Peygamber Efendimiz;
- Her gün yirmi kere ölümü düşünen kimse, şehitlerin derecesini bulur, buyurdu. Sonra devamla;
- Ey Âişe! Geceleri Kur'ân-ı kerîmi hatmetmeden, benim ve diğer peygamberlerin şefâatlerine kavuşmadan, müminleri kendinden hoşnut etmeden ve haccetmeden uyuma, buyurdu.
Bunları söyledikten sonra namaza durdu. Namazını bitirip de hazret-i Âişe vâlidemizin yanına geldiğinde;
- Ey iki cihânın güneşi olan Efendim! Annem, babam, canım sana fedâ olsun.
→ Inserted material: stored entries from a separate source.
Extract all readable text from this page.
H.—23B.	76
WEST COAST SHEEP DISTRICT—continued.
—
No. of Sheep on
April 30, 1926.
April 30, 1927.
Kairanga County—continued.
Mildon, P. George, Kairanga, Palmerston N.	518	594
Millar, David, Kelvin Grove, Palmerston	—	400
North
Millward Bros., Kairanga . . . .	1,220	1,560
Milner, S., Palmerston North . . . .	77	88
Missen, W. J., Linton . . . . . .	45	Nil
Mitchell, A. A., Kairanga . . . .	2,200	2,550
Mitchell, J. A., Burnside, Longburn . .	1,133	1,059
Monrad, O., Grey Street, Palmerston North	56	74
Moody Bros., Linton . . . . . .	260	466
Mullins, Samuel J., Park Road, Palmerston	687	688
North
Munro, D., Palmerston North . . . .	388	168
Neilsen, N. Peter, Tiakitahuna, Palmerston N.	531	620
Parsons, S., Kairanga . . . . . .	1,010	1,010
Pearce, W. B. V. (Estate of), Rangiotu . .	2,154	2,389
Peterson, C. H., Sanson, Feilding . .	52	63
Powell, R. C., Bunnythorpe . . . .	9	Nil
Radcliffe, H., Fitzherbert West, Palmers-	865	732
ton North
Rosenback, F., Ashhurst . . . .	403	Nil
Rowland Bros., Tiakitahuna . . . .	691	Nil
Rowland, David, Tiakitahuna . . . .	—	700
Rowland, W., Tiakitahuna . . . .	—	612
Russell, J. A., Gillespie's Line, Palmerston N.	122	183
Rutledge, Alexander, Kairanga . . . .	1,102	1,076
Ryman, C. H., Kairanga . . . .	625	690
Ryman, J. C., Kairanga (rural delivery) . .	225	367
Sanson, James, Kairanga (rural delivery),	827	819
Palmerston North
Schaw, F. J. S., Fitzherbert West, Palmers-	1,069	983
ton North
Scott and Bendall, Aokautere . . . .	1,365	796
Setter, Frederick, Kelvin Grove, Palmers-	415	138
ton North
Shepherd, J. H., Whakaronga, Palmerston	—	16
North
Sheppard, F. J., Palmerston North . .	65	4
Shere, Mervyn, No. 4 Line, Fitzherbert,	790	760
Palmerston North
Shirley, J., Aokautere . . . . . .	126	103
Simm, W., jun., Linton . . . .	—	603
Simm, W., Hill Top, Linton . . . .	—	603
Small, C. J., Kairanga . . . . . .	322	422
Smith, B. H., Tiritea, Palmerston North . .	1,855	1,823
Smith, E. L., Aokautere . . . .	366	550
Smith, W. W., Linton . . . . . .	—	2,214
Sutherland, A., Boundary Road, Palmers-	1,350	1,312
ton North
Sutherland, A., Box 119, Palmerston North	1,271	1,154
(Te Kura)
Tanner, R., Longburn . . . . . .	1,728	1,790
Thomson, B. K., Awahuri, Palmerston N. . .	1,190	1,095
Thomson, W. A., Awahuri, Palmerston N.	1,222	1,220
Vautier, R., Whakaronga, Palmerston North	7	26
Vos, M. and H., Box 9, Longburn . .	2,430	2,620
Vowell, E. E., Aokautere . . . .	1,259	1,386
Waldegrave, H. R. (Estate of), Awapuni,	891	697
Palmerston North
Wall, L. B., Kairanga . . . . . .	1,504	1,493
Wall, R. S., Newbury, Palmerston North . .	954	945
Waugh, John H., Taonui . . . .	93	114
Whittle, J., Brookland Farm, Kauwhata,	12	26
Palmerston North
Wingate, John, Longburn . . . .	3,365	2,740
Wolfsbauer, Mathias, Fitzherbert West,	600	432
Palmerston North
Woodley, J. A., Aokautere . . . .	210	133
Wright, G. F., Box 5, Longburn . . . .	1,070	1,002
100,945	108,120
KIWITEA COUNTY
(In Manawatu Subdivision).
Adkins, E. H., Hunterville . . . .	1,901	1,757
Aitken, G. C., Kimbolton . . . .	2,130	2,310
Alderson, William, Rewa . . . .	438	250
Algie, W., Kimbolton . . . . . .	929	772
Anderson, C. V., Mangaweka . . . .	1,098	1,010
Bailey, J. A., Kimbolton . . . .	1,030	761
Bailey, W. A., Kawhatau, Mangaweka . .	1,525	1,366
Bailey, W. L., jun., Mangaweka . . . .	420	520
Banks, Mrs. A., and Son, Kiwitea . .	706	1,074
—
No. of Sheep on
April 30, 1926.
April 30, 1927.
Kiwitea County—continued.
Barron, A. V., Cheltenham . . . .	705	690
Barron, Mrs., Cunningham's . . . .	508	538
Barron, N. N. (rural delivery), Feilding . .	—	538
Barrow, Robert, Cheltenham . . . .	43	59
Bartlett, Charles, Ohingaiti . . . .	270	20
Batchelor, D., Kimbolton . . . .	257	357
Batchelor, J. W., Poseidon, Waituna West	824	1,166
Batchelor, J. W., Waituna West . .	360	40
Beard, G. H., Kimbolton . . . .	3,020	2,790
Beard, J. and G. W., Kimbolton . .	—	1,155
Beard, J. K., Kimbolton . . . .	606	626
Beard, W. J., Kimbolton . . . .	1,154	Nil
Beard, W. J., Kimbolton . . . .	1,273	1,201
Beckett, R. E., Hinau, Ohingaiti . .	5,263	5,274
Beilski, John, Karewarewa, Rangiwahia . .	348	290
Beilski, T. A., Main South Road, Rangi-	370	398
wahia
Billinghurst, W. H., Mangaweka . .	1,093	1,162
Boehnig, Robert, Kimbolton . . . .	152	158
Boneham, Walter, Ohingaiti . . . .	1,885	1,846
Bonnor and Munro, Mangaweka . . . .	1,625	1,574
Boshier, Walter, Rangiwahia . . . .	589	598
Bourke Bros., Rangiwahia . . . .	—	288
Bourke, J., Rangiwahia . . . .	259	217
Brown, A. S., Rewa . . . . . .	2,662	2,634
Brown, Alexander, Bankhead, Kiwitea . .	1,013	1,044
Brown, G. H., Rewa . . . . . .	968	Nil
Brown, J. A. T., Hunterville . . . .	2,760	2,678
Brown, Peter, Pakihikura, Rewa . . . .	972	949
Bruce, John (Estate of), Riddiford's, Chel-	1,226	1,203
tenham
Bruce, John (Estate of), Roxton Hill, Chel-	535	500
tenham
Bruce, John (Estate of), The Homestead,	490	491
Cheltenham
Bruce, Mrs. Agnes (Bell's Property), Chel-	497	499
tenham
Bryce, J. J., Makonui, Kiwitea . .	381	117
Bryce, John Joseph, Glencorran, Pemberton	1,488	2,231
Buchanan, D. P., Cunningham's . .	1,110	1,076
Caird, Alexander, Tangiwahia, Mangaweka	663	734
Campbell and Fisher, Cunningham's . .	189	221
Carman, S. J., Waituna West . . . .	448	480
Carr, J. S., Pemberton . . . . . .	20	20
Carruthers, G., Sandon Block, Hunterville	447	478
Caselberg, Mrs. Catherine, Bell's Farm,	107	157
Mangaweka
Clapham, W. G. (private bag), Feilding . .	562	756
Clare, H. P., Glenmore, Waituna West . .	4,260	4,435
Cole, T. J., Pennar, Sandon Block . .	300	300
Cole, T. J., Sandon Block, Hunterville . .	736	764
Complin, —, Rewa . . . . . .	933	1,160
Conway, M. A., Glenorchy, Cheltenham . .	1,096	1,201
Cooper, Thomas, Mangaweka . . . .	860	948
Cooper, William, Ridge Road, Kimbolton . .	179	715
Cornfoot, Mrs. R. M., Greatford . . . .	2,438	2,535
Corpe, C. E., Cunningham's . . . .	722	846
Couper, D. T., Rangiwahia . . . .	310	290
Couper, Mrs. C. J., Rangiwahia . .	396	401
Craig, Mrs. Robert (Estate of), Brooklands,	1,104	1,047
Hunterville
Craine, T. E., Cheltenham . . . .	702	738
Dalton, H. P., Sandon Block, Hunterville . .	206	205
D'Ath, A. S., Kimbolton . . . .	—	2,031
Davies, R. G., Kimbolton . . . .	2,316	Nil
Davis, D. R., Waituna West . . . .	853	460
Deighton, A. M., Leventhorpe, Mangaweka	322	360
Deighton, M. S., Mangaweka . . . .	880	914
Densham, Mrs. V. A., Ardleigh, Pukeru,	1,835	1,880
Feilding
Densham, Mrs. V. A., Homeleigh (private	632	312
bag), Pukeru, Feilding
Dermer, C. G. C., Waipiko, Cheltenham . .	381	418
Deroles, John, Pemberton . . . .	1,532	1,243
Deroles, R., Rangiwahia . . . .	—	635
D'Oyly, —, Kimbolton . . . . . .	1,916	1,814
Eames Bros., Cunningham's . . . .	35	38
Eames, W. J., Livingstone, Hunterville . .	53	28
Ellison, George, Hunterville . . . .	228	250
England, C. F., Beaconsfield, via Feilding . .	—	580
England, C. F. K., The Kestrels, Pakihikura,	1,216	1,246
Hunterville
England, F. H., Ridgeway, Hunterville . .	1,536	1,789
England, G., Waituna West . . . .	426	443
Bana dört şeyi yapmamı emrediyorsun. Ben bunları bu kısa müddet içinde nasıl yapabilirim, diye sordu.
Peygamber Efendimiz, tebessüm ederek buyurdu ki:
- Yâ Âişe! Üç İhlâs-ı şerîfi ve bir Fatihâ sûresini okursan, Kur'ân-ı kerîmi hatmetmiş; bana ve diğer peygamberlere salevât getirirsen, [Meselâ, Allahümme sallî ve sellim alâ seyyidinâ Muhammedin ve alâ cemî'il enbiyâi vel-mürselîn, denirse] şefaatimize kavuşmuş; önce müminlerin ve sonra da kendi affını dilersen, müminleri kendinden hoşnut etmiş; (Sübhânallahi velhamdülillahi ve lâ ilâhe illallahü vahdehü lâ şerîke leh. Lehül mülkü velehül hamdü ve hüve alâ külli şey'in kadîr) tesbihini okursan haccetmiş sayılırsın!